The two Tennessee Democrats broke up a meeting with a bullhorn as they urged their peers to consider tougher gun laws after a mass shooting at a private Nashville elementary school.

Majority Leader of the Georgia House of Representatives, Republican Chuck Efstration, says those moves don’t apply to other states in Georgia. He also says Republicans don’t even have the votes to unilaterally remove a member.

But by and large, says Efstration, etiquette creates space for civil discussion of sensitive issues.

“The Georgia House of Representatives places a strong emphasis on maintaining the opportunity for respectful debate so members can vote on their conscience and on their constituencies, and that’s how a legislature should function,” says Efstration.

The impact on legislation

Georgia Democrats recognize that Tennessee could be an extreme example. But they say the majority is also using its dominance to push through laws that don’t agree with the views of the state’s residents, such as relaxing gun laws, severely restricting abortion and making voting harder.

Grumbach says gerrymandering helps make this possible. In embattled Georgia last year, only five of 236 statehouse elections were considered competitive in the 2022 election.

“There has really been a breakdown in the relationship between citizen opinion and politics at the state level,” he says.

Democratic Rep.
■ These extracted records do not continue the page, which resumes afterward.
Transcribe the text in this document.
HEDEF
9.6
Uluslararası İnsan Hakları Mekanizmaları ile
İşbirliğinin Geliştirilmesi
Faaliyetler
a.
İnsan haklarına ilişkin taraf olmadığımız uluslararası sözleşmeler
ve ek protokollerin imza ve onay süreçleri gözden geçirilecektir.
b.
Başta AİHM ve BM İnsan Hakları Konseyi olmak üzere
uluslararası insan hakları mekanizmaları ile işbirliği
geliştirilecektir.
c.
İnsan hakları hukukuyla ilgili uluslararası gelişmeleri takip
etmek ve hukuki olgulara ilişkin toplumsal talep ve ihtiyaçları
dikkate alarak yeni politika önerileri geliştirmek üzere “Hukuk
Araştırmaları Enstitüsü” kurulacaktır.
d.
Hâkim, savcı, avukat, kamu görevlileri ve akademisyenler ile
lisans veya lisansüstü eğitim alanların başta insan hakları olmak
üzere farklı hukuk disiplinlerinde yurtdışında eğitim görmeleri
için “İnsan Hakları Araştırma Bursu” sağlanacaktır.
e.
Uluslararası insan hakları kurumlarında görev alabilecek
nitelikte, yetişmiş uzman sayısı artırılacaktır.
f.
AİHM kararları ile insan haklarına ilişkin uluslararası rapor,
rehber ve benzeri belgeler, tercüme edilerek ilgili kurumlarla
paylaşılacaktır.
Michelle Au sees this discrepancy as Republicans being unwilling to even consider widely popular proposals to tighten Georgia’s gun laws. So much so that getting a hearing on their bill requiring safekeeping of firearms around children was a big deal.

“Your decision to hear this bill is truly a testament to your openness and leadership,” said Au, then-Chairman of the Republican committee.

Still, the Republican leadership did not allow the bill to go to a vote.